Author: Yu Tang

The Rise of Agentic Retrieval Over Vector Indexing

The successful stories of Claude Code have shown that you can skip heavyweight vector databases and let the model itself handle retrieval with simple tools: well-written llms.txt and grep calls. Surprisingly, this minimalist approach delivers more accurate and faster retrieval, proving that a reasoning-driven model can outperform embedding-based systems in both retrieval precision and latency.

We take that same principle beyond code.

PageIndex is an LLM-native, vectorless index for PDFs and long-form documents — a hierarchical table-of-contents tree that lives inside the model’s context window, enabling the model to reason and navigate like a human reader. No vector DB required.

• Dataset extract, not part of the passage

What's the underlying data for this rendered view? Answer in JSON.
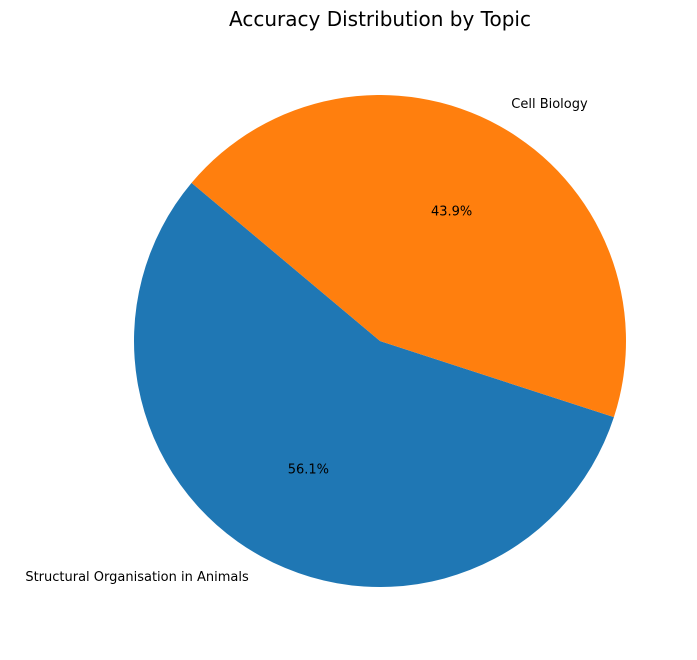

The RAG Pipeline We All Know, and Increasingly Use Less

The classic RAG pipeline works like this:

split content into chunks → embed → store in a vector DB → semantic search → (blend results with keyword search) → (rerank) → stuff the context → answer.

It works, but it’s complex to build, hard to maintain, and slow to iterate, often more infrastructure than you really need.

In contrast, a new wave of code agents takes a refreshingly simple approach:

No pre-indexing.
Just agentic retrieval — ****give the LLM a few basic file tools (fetch, grep, read) and a compact directory of the space (e.g., a curated llms.txt describing what’s where).
Let the model decide what to open next based on its own reasoning and chain of thought.

Benchmark comparison of different retrieval methods from Lance Martin’s blog post

In real-world tests on developer docs, practitioners have found that a well-crafted llms.txt (URLs + succinct descriptions) plus simple tool calls, such as grep, outperforms vector-DB pipelines for various coding tasks. It’s not only more accurate, but also dramatically easier to maintain and update.

Why does this minimalist approach work so well?

Codebases have explicit structure and intent. Each function, class, or module serves a clear purpose and lives in a predictable place. When an agent understands the task, e.g., “find how this API handles authentication”, it can trace that logic directly through file names, imports, and docstrings, without needing fuzzy semantic matching.
The LLM’s reasoning loop is the retrieval algorithm. Instead of outsourcing relevance to a vector search system, the model plans its own retrieval path — deciding what to open, read, and reference next — guided by its internal understanding of context and goals.